Saturday, June 29, 2013

Other Geometries ? (Origami)

As I prepare for the upcoming school year, I have been thinking about students exposure to geometry.  Prior to adopting our current textbook, my students would explore hyperbolic, spherical, and Euclidean geometries. (I didn't use a textbook.)  With our current textbook, students explore only Euclidean Geometry.

This posting are my thoughts about introducing my students to origami. I am planning to write a weekly posting about other big ideas for next school year.

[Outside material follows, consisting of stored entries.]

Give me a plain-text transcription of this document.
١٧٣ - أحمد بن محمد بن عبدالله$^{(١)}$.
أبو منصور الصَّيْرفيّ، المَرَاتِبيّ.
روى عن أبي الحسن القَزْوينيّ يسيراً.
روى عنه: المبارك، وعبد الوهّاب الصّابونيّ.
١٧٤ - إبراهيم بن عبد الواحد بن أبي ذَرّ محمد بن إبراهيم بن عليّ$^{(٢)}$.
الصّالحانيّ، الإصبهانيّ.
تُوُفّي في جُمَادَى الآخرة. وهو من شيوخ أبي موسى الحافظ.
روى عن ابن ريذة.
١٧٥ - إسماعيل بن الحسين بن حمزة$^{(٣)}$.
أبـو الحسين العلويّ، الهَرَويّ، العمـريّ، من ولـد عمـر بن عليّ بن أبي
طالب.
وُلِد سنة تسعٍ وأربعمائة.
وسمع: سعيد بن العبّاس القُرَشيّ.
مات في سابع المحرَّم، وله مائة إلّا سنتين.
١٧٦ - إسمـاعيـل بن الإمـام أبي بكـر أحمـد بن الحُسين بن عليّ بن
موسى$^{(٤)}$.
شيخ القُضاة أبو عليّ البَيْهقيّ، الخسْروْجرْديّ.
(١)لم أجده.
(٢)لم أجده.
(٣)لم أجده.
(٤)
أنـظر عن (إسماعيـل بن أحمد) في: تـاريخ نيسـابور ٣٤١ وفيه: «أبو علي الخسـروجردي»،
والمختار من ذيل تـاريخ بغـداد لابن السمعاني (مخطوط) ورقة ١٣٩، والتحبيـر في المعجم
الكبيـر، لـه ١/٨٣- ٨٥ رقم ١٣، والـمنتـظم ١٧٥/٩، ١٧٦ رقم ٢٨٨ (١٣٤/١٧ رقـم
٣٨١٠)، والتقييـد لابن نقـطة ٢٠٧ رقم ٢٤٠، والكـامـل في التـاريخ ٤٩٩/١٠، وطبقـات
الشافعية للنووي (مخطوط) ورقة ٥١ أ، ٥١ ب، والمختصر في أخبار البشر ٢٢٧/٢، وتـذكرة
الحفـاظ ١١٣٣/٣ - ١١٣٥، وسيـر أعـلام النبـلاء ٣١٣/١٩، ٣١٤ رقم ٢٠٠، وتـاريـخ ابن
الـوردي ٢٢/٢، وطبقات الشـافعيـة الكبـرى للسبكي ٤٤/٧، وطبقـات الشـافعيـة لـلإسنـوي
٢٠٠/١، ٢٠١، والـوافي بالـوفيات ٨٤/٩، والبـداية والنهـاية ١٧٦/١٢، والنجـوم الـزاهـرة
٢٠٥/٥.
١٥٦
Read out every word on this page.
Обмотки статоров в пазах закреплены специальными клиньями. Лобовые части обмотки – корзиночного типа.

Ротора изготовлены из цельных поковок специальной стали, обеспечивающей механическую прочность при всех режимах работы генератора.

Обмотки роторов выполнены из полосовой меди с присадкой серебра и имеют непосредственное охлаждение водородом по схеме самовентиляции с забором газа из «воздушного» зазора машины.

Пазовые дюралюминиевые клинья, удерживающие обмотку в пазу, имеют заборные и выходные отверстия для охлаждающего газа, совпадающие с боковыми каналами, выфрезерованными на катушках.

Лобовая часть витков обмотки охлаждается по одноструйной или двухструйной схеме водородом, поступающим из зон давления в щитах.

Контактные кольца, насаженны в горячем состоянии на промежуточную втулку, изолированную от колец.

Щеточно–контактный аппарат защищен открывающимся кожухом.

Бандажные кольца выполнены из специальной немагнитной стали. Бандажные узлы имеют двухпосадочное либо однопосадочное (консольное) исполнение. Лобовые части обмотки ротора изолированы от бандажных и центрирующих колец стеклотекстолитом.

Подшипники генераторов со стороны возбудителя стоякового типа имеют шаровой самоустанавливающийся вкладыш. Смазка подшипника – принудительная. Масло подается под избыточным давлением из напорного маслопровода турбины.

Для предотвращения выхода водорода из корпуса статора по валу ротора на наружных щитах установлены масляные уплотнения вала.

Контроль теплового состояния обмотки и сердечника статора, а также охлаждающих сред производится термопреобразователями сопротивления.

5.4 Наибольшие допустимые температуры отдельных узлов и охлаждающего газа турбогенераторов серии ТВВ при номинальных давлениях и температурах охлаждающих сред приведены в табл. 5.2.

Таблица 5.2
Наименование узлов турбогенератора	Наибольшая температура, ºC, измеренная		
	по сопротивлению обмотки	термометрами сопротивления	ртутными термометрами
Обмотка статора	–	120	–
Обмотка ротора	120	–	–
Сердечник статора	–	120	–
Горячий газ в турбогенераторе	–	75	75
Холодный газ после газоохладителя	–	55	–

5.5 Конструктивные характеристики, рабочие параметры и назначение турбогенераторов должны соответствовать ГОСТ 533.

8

Anytime I ask students about origami, they talk about folding a crane or a frog.  I would like students to understand the changes that have occurred with the use of origami in the last few decades. "BETWEEN THE FOLDS (a movie) chronicles 10 stories of several fine artists and theoretical scientists that are abandoning more conventional career paths to forge lives as modern-day paper folders. Featuring interviews with and insights into the practice of these intrepid paper folders. Through origami, these offbeat and provocative minds are reshaping ideas of creativity and revealing the relationship between art and science."

I still believe students should experience the act of paper folding. It is fun and allows us to explore (or extend) ideas in a traditional geometry course.  But I would like my students to learn about these paper folders and how science has been impacted by their work. Of the 10 stories chronicled in Between The Folds, I really enjoyed Robert Lang and Erik Demaine. 

The video is a Ted Talks presentation by Robert Lang. The presentation is called Flapping Birds and Space Telescopes.He discusses how origami has changed because of mathematics.


Erik Demaine is the youngest MIT professor to be hired, at 20 years of age. In this video and the Between the Folds segment, Erik discusses how mathematics and origami are being used to study folding materials (such as a table) and how folding proteins impact our health.



Erik got me thinking about folding proteins being used to predict possible diseases that may impact my health or the health of a family member or a friend.  So I spent some time searching for other resources.  And there are many.  Here are some examples of other work being done:

McGill University
Stanford University
Science Daily

Also Erik talked about sheets of special material that might be used to fold different items for your house.  You simply download a program so the sheet of materials fold into a table, chair, or bed. Here are some examples of other work being done:

Purdue University
Science Daily

The University of Texas has developed an origami test strip to cheaply test a person for malaria and the HIV virus.  At a cost of ten cents per test strip,  people will eventually have the means to test for these diseases.

(Other than ideas, I don't have student materials to share. I am writing a digital document using  Joomag for my students.)